Tata Tea's capacity for profit making will be most likely even higher
in 2007. In May, the company announced the sale of health-drink firm Glaceau
to Coca-Cola. Tata Tea had acquired the US company in August 2006, buying
a controlling share for US$677 million. Just nine months later Coca-Cola
bought the company for US$1.2 billion - Tata Tea's profit was US$523 million,
the equivalent of 17 years of its annual wage bill to workers in 2006.
HUL and Tata Tea's restructuring programs come at a time when tea workers
in India have felt the greatest decline in their conditions in decades
(Asian Food Worker has reported extensively on this). The collapse of
tea plantations across the industry and the illegal abandonment of workers
by employers has brought ruination and death. In this context, the two
largest tea companies have chosen a path of unbridled profit-seeking based
on the claim that the plantation business is no longer "suitable"
to their business model. They have legally abandoned plantation workers
so as to take advantage of the dramatic falls in the price of tea.

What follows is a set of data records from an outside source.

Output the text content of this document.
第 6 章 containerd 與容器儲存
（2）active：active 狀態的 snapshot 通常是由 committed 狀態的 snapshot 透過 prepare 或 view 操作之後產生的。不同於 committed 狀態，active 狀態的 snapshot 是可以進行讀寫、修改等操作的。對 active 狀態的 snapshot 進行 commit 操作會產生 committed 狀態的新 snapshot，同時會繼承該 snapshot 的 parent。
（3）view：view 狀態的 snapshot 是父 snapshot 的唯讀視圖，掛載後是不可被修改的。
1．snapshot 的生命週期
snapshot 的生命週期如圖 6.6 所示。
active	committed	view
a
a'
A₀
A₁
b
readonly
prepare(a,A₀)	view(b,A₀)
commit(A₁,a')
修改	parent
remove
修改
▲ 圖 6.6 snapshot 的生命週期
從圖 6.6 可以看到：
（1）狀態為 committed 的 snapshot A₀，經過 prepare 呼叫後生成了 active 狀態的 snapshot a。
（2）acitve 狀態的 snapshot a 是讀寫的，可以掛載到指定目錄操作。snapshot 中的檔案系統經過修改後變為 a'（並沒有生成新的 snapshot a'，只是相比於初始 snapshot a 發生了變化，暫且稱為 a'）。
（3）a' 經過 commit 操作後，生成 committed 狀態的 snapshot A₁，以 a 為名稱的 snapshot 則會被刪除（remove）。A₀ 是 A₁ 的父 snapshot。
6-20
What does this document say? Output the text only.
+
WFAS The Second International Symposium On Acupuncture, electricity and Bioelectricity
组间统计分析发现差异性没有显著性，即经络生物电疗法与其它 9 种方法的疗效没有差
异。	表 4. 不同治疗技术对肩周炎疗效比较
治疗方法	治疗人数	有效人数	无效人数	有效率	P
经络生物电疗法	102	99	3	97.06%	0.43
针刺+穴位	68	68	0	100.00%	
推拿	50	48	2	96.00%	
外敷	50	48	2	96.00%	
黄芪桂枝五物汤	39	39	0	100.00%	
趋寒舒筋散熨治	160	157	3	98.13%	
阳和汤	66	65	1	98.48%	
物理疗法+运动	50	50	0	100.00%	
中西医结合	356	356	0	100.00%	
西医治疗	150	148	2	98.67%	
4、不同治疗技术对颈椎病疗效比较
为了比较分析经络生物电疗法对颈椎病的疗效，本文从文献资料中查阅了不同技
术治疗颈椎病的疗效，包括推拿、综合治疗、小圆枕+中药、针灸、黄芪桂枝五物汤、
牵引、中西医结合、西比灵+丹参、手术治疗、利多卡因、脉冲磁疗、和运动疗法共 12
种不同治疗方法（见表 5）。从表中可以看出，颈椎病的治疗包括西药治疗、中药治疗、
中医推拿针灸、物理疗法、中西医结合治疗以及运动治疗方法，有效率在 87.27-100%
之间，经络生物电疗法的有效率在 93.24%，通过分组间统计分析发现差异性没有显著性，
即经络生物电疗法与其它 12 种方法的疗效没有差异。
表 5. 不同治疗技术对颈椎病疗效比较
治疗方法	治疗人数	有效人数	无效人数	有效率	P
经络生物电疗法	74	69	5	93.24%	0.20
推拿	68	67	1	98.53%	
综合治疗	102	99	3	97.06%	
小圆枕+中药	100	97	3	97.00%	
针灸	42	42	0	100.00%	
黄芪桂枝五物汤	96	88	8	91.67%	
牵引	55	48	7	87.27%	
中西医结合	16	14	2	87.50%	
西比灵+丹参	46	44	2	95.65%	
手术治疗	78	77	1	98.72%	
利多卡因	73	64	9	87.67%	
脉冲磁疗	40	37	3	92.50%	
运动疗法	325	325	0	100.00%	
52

In May 2007, Unilever's global CEO, Patrick Cescau, announced that the
company would henceforth source all its tea sustainably: because we believe
it is the right thing to do for the people who drink our tea, the people
along the entire length of our supply chain and for our business. (Unilever
Press Release, 25/05/2007). Of course, the "right thing to do"
does not apply to tea workers in India, as Unilever cut their jobs 18
months previously. Tata Tea, when applying for US$7.8 million of World
Bank funding implied its generous nature as it built schools and hospitals
for plantation workers. However, under the Plantation Labour Act companies
are required to do this. There is nothing generous in a company obeying
Ultimately, it is hard to view these companies' statements as anything
but hypocritical. Workers are treated only as a means to profit, to be
bought and sold with the fluctuations of the market.